It was second grade, and I was asked to stand up in front of my class and talk about a current event. My heart was racing, my palms were sweating, and I couldn’t catch my breath, but my teacher kept smiling and saying, “You can do this, just be you.”
The nerves that come with “public speaking” can be crippling and hinder not only your career growth but how you communicate and build confidence. Everyone has something they are working on, but the key to moving forward is diving in and doing the work! Presenting is like a muscle in your body – whether it’s your first time or your 100th, the more you do it, the stronger it gets.
And it all starts with breathing…wait, what??? It sounds so simple but it’s the first thing to go when your mind and nerves take over. Stop and focus on your breath for 10 seconds, right before you go on stage, camera or Zoom. When you breathe it lowers your heart rate and centers you. It will also slow you down, so instead of rushing through your content to “get it over with,” you can take your time so that people can better absorb your content.
And speaking of content – ask yourself a few questions. Why do you care, why should your audience care, and what do you want them to do or feel after your presentation? This is a great way to put your content in context, because if it doesn’t feel like you care, neither will your audience and you’ll lose them quickly. Bring your personality to the presentation and think of it as an engaging conversation rather than a verbal dump. If it’s just about the content – save yourself some time and send the presentation deck! But if you really want to move people, it’s about how you bring that content to life.

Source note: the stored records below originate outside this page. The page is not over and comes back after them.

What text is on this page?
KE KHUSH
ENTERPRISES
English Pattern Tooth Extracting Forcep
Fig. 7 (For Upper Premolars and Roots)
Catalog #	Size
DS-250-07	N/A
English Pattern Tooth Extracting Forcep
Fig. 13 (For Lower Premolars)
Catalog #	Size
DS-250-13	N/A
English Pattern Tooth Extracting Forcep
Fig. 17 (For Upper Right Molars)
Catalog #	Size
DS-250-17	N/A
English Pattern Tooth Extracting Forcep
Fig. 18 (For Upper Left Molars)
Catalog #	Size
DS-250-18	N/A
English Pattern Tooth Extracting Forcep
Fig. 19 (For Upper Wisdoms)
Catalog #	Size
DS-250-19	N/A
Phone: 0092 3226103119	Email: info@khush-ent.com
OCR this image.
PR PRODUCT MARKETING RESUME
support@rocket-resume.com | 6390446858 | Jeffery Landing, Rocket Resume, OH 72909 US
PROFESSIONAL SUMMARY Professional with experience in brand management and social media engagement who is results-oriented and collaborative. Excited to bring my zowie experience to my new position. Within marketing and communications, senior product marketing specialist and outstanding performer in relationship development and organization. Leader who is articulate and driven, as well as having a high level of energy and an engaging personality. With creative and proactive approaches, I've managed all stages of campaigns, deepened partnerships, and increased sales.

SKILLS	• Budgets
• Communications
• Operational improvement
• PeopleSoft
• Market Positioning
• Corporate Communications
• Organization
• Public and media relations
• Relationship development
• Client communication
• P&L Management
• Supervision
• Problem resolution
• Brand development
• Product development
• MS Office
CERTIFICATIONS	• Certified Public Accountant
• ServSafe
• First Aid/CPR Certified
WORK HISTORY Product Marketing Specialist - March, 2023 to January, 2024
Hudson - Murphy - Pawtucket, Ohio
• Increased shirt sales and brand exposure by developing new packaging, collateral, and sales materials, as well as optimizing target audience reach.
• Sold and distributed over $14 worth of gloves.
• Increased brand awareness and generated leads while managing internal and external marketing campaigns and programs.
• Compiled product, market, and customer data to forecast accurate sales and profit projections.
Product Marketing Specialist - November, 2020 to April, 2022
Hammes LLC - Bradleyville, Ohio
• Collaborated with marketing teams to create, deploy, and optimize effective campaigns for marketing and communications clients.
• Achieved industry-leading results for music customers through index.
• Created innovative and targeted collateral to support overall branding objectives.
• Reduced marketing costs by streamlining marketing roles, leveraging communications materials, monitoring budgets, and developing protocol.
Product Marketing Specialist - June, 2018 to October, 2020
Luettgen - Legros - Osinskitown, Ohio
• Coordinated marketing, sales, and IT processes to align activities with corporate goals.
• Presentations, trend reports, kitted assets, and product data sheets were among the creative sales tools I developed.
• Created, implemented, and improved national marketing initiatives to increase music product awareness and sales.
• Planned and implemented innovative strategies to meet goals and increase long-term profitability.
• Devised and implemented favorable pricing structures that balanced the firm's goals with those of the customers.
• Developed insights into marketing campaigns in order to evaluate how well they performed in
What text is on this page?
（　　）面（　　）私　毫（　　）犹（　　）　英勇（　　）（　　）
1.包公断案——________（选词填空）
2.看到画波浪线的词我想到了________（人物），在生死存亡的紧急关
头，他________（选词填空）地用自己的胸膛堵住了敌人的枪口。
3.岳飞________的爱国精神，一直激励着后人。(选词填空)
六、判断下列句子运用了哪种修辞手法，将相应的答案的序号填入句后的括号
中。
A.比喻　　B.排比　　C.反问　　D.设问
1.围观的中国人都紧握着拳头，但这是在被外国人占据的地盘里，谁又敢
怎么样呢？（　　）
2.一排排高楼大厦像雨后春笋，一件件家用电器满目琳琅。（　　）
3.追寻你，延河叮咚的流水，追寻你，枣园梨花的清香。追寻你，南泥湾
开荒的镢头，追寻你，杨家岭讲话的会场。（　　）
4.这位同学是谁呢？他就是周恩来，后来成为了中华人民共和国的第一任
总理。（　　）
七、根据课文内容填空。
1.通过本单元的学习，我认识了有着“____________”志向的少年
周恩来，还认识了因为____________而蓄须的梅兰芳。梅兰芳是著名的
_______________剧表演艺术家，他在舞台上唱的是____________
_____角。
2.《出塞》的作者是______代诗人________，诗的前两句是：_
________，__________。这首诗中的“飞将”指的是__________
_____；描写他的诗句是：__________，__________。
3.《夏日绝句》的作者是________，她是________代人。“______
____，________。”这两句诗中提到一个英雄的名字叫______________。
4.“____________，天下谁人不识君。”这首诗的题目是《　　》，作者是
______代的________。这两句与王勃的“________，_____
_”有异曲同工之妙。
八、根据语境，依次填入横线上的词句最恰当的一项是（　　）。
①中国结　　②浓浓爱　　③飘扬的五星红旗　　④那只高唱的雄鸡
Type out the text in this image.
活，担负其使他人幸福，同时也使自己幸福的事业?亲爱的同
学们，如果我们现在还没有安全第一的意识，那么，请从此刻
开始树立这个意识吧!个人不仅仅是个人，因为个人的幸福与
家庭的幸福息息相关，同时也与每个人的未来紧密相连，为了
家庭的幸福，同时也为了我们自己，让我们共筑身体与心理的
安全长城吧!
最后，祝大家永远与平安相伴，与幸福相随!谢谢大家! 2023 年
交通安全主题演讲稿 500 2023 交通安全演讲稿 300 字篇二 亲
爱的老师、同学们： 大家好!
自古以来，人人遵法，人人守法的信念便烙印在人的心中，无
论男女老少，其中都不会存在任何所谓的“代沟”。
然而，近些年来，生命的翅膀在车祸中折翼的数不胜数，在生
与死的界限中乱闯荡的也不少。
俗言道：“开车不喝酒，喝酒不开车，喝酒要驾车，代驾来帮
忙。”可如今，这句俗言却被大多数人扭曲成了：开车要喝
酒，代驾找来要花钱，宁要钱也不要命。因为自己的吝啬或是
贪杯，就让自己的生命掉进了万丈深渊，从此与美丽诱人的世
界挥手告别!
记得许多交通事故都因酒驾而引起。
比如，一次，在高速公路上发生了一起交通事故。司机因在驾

Rehearse, rehearse, rehearse. The only way to bring your content to life is to rehearse – A LOT! Out loud, in front of the mirror, to your pets, in the car and anywhere in between. The presenters you admire don’t just “wing it,” they rehearse it! Know it backwards and forwards but don’t rely on memorization alone. When you rehearse, you add muscle memory to the mix, helping you learn it better, faster and do more than recite – you’ll be able to adapt and think on your feet.
I didn’t know all of these things when I was in 2nd grade, but when I heard “just be you,” I realized I didn’t have to worry about what other people did. Overcoming anxieties and improving how you present is a process, but it starts with simple things like passion, breathing, slowing down and bringing your best “you.” We’re all different, and when presenting, we should embrace our differences rather than thinking there’s only one way to do it. There’s no “one size fits all” – be remarkable and be remembered for being you!